Concepts¶
MolExp becomes much easier to read once you stop treating it as one large framework and start treating it as a few connected models with different responsibilities. The workflow model describes the computation itself. The workspace model describes the persistent scientific record on disk. The plugin layer describes optional transport or integration points. Assets and reproducibility cut across those layers because they are the reason the separation exists in the first place.
The System Model¶
The workflow layer answers the question "what should happen?" It gives you tasks, actors, dependency edges, compilation, and execution. The workspace layer answers the question "what survives after execution?" It gives you projects, experiments, runs, execution history, and stored metadata. Plugins answer the question "where should execution happen?" without replacing either the workflow semantics or the workspace record.

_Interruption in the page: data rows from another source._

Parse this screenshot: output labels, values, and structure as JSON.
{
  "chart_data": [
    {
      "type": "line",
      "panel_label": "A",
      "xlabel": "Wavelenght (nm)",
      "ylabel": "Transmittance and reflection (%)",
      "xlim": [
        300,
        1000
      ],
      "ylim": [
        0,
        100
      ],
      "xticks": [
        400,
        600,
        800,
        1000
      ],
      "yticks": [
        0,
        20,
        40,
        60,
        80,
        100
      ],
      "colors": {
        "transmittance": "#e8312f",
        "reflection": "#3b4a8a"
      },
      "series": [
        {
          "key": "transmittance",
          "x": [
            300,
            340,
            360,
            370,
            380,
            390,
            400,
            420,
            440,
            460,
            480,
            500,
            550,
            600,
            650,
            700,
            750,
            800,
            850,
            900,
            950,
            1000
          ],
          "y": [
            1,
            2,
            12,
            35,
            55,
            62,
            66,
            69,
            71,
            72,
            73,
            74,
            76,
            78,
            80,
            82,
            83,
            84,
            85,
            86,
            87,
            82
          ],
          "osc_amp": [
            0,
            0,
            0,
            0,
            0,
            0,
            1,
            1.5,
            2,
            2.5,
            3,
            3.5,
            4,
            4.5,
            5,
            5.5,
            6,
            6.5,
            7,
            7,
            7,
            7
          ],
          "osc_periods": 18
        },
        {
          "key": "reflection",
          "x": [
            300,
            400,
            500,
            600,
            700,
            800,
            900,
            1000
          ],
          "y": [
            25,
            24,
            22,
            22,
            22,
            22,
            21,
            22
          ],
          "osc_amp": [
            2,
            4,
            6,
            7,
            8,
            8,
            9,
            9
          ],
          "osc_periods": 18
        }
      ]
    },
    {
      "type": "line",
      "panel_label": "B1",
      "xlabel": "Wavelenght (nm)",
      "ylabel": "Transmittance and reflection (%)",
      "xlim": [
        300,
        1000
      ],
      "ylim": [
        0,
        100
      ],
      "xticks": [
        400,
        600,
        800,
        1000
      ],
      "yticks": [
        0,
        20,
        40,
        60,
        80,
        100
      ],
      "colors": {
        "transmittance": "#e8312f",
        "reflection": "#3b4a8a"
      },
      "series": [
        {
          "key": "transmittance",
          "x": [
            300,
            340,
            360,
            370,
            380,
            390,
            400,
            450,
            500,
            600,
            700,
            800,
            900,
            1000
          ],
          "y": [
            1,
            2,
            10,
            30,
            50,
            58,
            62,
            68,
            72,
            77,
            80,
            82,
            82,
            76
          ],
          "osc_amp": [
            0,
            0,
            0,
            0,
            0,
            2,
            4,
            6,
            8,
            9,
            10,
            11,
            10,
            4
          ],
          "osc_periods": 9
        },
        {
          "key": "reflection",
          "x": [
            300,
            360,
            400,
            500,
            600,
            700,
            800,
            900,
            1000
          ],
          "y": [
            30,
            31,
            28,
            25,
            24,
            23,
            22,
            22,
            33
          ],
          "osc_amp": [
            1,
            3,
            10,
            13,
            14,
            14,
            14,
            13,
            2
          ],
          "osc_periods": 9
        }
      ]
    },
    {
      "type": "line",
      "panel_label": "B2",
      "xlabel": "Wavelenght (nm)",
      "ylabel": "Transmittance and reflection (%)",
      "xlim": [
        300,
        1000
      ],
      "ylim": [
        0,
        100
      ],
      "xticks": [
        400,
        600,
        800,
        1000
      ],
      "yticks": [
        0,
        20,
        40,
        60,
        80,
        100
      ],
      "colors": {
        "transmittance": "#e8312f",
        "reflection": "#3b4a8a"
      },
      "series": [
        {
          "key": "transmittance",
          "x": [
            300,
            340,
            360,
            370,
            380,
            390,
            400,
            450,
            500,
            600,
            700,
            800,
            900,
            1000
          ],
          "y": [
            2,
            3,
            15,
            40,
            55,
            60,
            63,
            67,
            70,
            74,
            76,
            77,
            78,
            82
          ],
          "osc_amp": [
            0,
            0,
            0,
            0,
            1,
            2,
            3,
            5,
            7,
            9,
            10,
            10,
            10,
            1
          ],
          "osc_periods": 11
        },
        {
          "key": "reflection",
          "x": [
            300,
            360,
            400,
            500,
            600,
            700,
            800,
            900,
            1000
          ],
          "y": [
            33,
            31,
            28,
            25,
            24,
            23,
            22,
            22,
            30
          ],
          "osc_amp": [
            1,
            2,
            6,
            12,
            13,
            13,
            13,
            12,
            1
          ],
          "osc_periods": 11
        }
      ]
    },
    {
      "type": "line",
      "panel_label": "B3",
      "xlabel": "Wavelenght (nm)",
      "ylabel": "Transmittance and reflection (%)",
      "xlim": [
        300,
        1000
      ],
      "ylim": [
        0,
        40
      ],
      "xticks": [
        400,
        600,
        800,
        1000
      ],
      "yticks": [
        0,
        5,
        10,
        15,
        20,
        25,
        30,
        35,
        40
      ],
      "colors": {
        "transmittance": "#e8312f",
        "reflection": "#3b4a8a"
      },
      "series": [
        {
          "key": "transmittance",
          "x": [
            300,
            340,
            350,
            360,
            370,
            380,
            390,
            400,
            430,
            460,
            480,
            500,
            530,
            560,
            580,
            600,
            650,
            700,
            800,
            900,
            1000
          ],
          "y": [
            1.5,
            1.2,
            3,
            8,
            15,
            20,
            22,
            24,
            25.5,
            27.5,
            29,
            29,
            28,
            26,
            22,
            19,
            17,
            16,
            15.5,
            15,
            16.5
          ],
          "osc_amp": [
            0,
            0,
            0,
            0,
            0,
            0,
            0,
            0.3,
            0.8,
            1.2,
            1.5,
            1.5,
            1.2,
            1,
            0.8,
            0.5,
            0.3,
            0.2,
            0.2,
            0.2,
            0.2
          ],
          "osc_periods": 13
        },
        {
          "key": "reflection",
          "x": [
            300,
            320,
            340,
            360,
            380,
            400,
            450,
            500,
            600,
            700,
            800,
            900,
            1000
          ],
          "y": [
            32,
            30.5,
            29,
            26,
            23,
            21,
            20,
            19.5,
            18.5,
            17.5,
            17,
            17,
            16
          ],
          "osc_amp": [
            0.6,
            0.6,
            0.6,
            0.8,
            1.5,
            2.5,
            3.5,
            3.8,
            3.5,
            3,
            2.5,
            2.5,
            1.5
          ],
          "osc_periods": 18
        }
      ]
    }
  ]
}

Those boundaries are not academic. They are what make it possible for one workflow definition to run locally during development, then under a tracked run in a workspace, then from a cluster worker launched by the CLI, all without changing what the workflow itself means.
Why the Split Matters¶
Research code usually becomes hard to trust for a boring reason: the script, the parameters, the logs, the outputs, and the "real" dataset path all drift apart. MolExp tries to prevent that drift by making each kind of state live in an explicit place. A workflow definition remains a reusable graph. An experiment remains the repeatable definition attached to a parameter set. A run remains one concrete execution attempt. An asset remains a named resource at a defined scope instead of an undocumented absolute path copied from a notebook.

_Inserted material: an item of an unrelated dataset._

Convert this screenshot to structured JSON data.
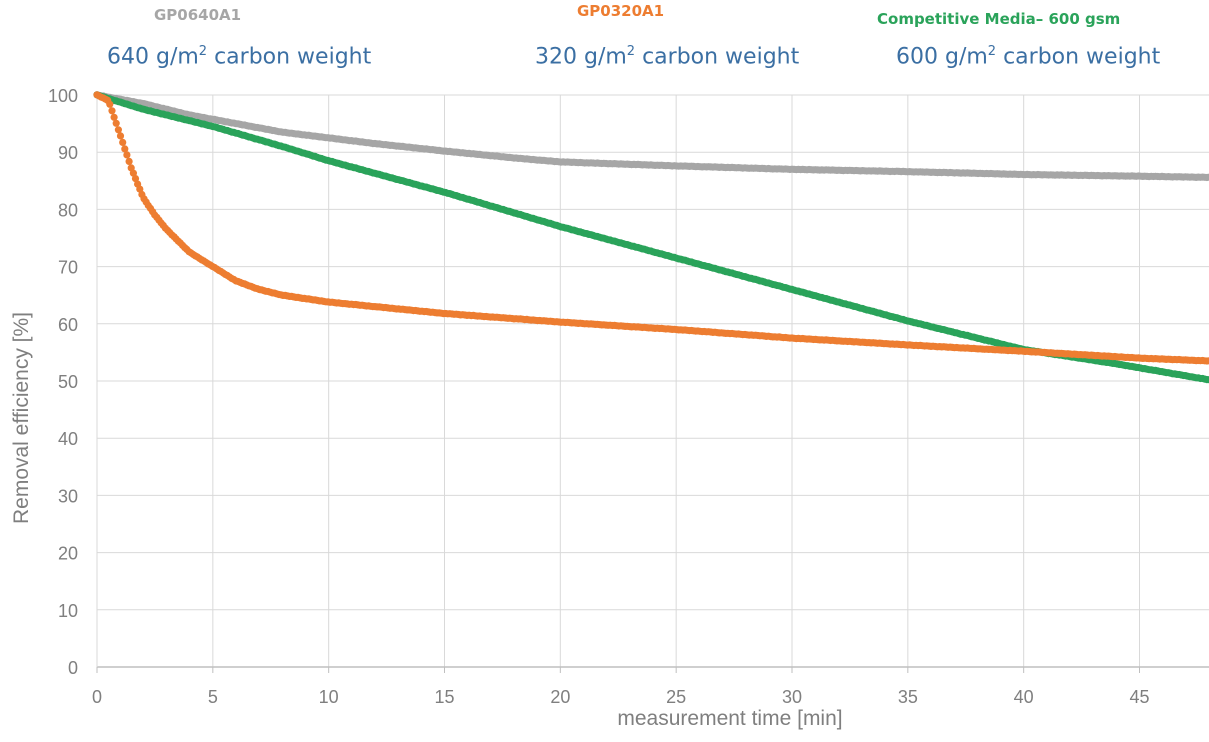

Once you read the system this way, the rest of the documentation stops looking like a pile of unrelated APIs. Each page is really about one of those boundaries.
Reading This Section¶
Workflow explains the computation model: what a Workflow is, why authoring and execution are separate, and what stays outside the workflow layer. Workspace explains the persistent hierarchy on disk and the difference between an experiment definition and a run. Agent explains the layer that turns natural-language intent into runnable workflows — the LLM-driven harness, the coding-agent protocol, the two agent modes (CHAT and PLAN), and the workflow-node plan authoring loop that drives Plan Mode. Assets and Reproducibility explains why reusable data lives in scoped libraries and what MolExp can honestly claim about FAIR-style records. Plugins explains the optional transport layer that reaches beyond local execution.